13. Kendimi Nasıl Öldürebilirim ki

799 10 0
                                    

Yaklaşık dört saatlik yolculuğun ardından eve gelmiştik. Hava tamamen kararmıştı. Charlie ve Billy içerde maç izlemeye devam ediyorlardı. Sanırım Sue ve Seth de içerideydi. Kapının önünde içeri girmek için hazırlanırken Seth kapıyı açmıştı.

“Geldiğinizi duydum çocuklar. Tam zamanında geldiniz. Charlie sizi sayıklamaya başlamıştı.” Dedi Seth.

Jacob ile birbirimize bakıp içeri girdik. Televizyonun karşısında maç izleyen Billy ve Charlie bizi görmekte gecikmedi. Charlie bizi gördüğüne sevinmişti ama yüzüme başım dertteymiş gibi bakıyordu.

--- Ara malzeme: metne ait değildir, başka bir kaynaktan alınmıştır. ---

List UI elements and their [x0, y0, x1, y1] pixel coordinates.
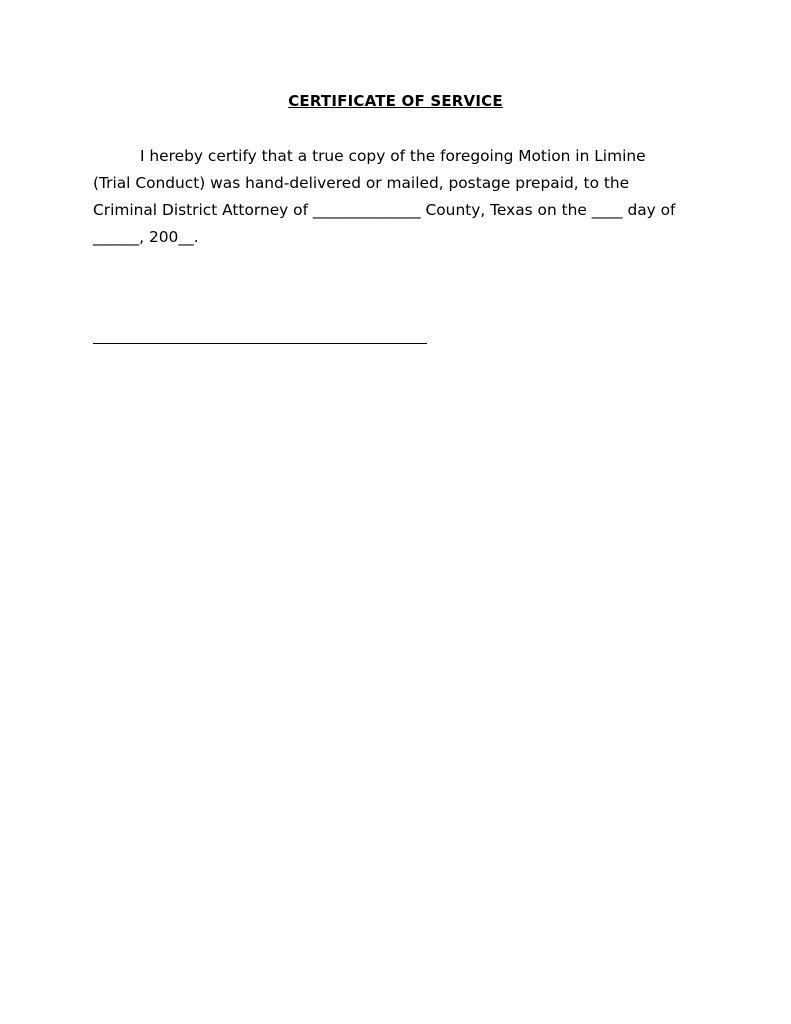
paragraph-line-2: (Trial Conduct) was hand-delivered or mailed, postage prepaid, to the [93, 174, 630, 192]
signature-line [93, 343, 427, 344]
paragraph-line-4: ______, 200__. [93, 228, 199, 246]
document-title: CERTIFICATE OF SERVICE [288, 92, 503, 110]
paragraph-line-1: I hereby certify that a true copy of the foregoing Motion in Limine [140, 147, 646, 165]
certification-paragraph [93, 143, 703, 251]
paragraph-line-3: Criminal District Attorney of ______________ County, Texas on the ____ day of [93, 201, 676, 219]
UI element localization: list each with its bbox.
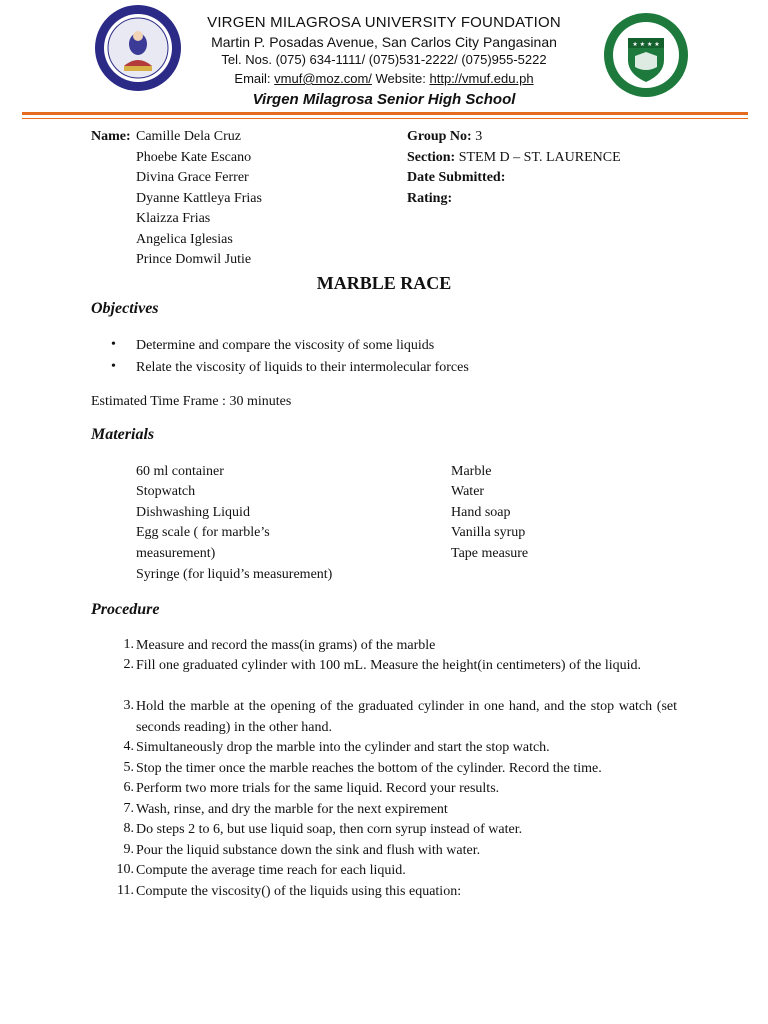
procedure-step: Stop the timer once the marble reaches the bottom of the cylinder. Record the time. — [136, 761, 602, 776]
step-number: 7. — [123, 801, 134, 816]
procedure-step: Perform two more trials for the same liquid. Record your results. — [136, 781, 500, 796]
objective-item: Determine and compare the viscosity of some liquids — [136, 338, 435, 353]
materials-heading: Materials — [91, 426, 155, 443]
org-address: Martin P. Posadas Avenue, San Carlos City Pangasinan — [211, 34, 557, 50]
material-item: Syringe (for liquid’s measurement) — [136, 567, 333, 582]
material-item: Marble — [451, 464, 492, 479]
step-number: 6. — [123, 780, 134, 795]
website-link[interactable]: http://vmuf.edu.ph — [429, 71, 534, 86]
step-number: 5. — [123, 760, 134, 775]
org-contact-line — [0, 71, 768, 86]
student-name: Camille Dela Cruz — [136, 129, 241, 144]
header-divider-thick — [22, 112, 748, 115]
material-item: Stopwatch — [136, 484, 196, 499]
step-number: 8. — [123, 821, 134, 836]
step-number: 11. — [117, 883, 134, 898]
step-number: 1. — [123, 637, 134, 652]
step-number: 10. — [116, 862, 134, 877]
material-item: Vanilla syrup — [451, 525, 526, 540]
procedure-heading: Procedure — [91, 601, 160, 618]
material-item: Water — [451, 484, 485, 499]
procedure-step: Compute the viscosity() of the liquids using this equation: — [136, 884, 462, 899]
procedure-step: Hold the marble at the opening of the graduated cylinder in one hand, and the stop watch (set seconds reading) in the other hand. — [136, 699, 677, 735]
group-number — [407, 127, 482, 147]
svg-text:★ ★ ★ ★: ★ ★ ★ ★ — [632, 41, 660, 48]
section — [407, 148, 621, 168]
email-label: Email: — [234, 71, 271, 86]
material-item: Egg scale ( for marble’s — [136, 525, 270, 540]
procedure-step: Pour the liquid substance down the sink and flush with water. — [136, 843, 481, 858]
header-divider-thin — [22, 118, 748, 119]
step-number: 4. — [123, 739, 134, 754]
date-submitted-label: Date Submitted: — [407, 170, 506, 185]
time-frame: Estimated Time Frame : 30 minutes — [91, 394, 292, 409]
step-number: 9. — [123, 842, 134, 857]
step-number: 3. — [123, 698, 134, 713]
rating-label: Rating: — [407, 191, 453, 206]
step-number: 2. — [123, 657, 134, 672]
website-label: Website: — [375, 71, 426, 86]
org-name: VIRGEN MILAGROSA UNIVERSITY FOUNDATION — [207, 14, 561, 31]
procedure-step: Measure and record the mass(in grams) of the marble — [136, 638, 436, 653]
bullet-icon: • — [111, 337, 116, 352]
material-item: Dishwashing Liquid — [136, 505, 250, 520]
material-item: Hand soap — [451, 505, 511, 520]
objectives-heading: Objectives — [91, 300, 159, 317]
student-name: Angelica Iglesias — [136, 232, 233, 247]
bullet-icon: • — [111, 359, 116, 374]
material-item: measurement) — [136, 546, 216, 561]
objective-item: Relate the viscosity of liquids to their intermolecular forces — [136, 360, 469, 375]
student-name: Dyanne Kattleya Frias — [136, 191, 262, 206]
procedure-step: Compute the average time reach for each liquid. — [136, 863, 406, 878]
procedure-step: Wash, rinse, and dry the marble for the next expirement — [136, 802, 448, 817]
procedure-step: Fill one graduated cylinder with 100 mL. Measure the height(in centimeters) of the liquid. — [136, 658, 642, 673]
student-name: Divina Grace Ferrer — [136, 170, 249, 185]
section-label: Section: — [407, 150, 456, 165]
group-label: Group No: — [407, 129, 472, 144]
material-item: 60 ml container — [136, 464, 224, 479]
material-item: Tape measure — [451, 546, 529, 561]
student-name: Phoebe Kate Escano — [136, 150, 252, 165]
procedure-step: Simultaneously drop the marble into the cylinder and start the stop watch. — [136, 740, 550, 755]
section-value: STEM D – ST. LAURENCE — [458, 150, 621, 165]
student-name: Klaizza Frias — [136, 211, 211, 226]
org-telephone: Tel. Nos. (075) 634-1111/ (075)531-2222/ (075)955-5222 — [221, 52, 547, 67]
student-name: Prince Domwil Jutie — [136, 252, 252, 267]
name-label: Name: — [91, 129, 131, 144]
group-value: 3 — [475, 129, 483, 144]
email-link[interactable]: vmuf@moz.com/ — [274, 71, 372, 86]
document-title: MARBLE RACE — [316, 273, 452, 293]
school-name: Virgen Milagrosa Senior High School — [252, 91, 516, 108]
procedure-step: Do steps 2 to 6, but use liquid soap, then corn syrup instead of water. — [136, 822, 523, 837]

“Bir saat geciktiniz.” Dedi kolundaki saate bakarak.

“Evet ama arayıp gecikeceğimi haber vermiştim. Feribotu kaçırdık ve bir sonrakini beklemek zorunda kaldık.” Dedim.

“En azından yanında bir telefonun olduğunu hatırlaman güzel. Bella bu kadar düşünceli davranmıyordu. Gitti mi ondan haber almak imkansızdı.”Dedi Charlie.

“Gerçekten mi? Bunları birgün anlatmalısın öğrenmem işime yarayabilir.”

“Evet belki anlatabilirim ama sen önce Edward’ı aramalısın. Son iki saattir durmadan arıyor. Merak etti sanırım.”dedi Charlie gözlerini Jacob’a dikmiş bir şekilde.

“Kesin çıldırmıştır. Ben odamdan konuşsam daha iyi olucak sanırım.”dediğimde Jacob’ın telefonu çaldı.

“Zahmet etme yukarı kadar burdan arıyor zaten.”dedi Jacob ve telefonu açıp bana uzattı. Telefonu alıp mutfağa doğru yürürdüm. Arkamdan Jacob’ın da geldiğini biliyordum.

“Baba ben iyiyim.”

“Neden bu kadar geç kaldınız.”

“Baba konu ben olunca neden düşüncelerimi takipte tutmak aklına gelmiyor.”

“Aklında sorduğum sorunun cevabı yok çünkü. Şimdi cevap istiyorum.”

“Peki tamam feribotu kaçırdık. Bu yüzden geciktik ama keşke benim telefonumdan arasaydın Charlie’yi husursuz etmen gerekmiyordu.”

“Aradım ama açmadınız ikinizde. Ayrıca benim Seattle’a bile gittiğinizden haberim yoktu. Şimdi Jacob’a ver telefonu.”

“Tamam.”dedim ve hiç soru sormadan telefonu Jacob’a uzattım. Babamın sesi sinirliydi. Annem Seattle’a gideceğimizi babama söylememişti. Anlaşılan izin vermemesinden ve benim de üzülmemden korkmuştu. Jacob telefonu benden alıp dışarı çıkmıştı. Tek duyabildiğim Jacob’ın sesiydi.

“Tamam bu bir hataydı kabul ediyorum. Edward beni dinlermisin. Evet ama bir sorun çıkmadı. Sorunsuz bir gün oldu. Tamam peki bundan sonra haber veririm. İyide bu durum da her yer tehlikeli zaten ama merak etme herkes durumun farkında buraya yaklaşamaz. Bak o konuyu ben halledicem şu an çok erken ona bir seçim hakkı tanımalıyım. Sorun yok Edward ben hallederim.”dedi Jacob. Ne konuştuklarını Jacob’ın kurduğu cümlelerden anlamaya çalışıyordum. Yapbozu tamamlamak parçaları elinizde olduğunda kolaydır ama bu kayıp parçaları tekrar yaratmak gibiydi. Neden her yer tehlikeliydi mesela ya da buraya yaklaşan şey neydi ve onlar ne seçiminden bahsediyorlardı? Kafam karışmıştı. Konuşmalardan tek anladığım kurtlar beni korumak için uyarılmıştı. İyi de kimden korunmam gerekiyordu? Jane, Alec, Demetri, Aro ya da hepsi. Sorular canımı sıkmaya başlamıştı. Kapıyı açıp Jacob’ın yanına gittim.

“Paul’ün neden Forks da kalması gerektiğini anladım galiba.”

“Sen beni mi dinledin? Bu gerçekten nezaket kurallarına aykırı Nessie.”

“Sence bu umrumdaymış gibi mi duruyorum?”

“Esme’nin öğrettiği kurallara ne oldu? Yoksa onlar benim için geçerli değil miydi?”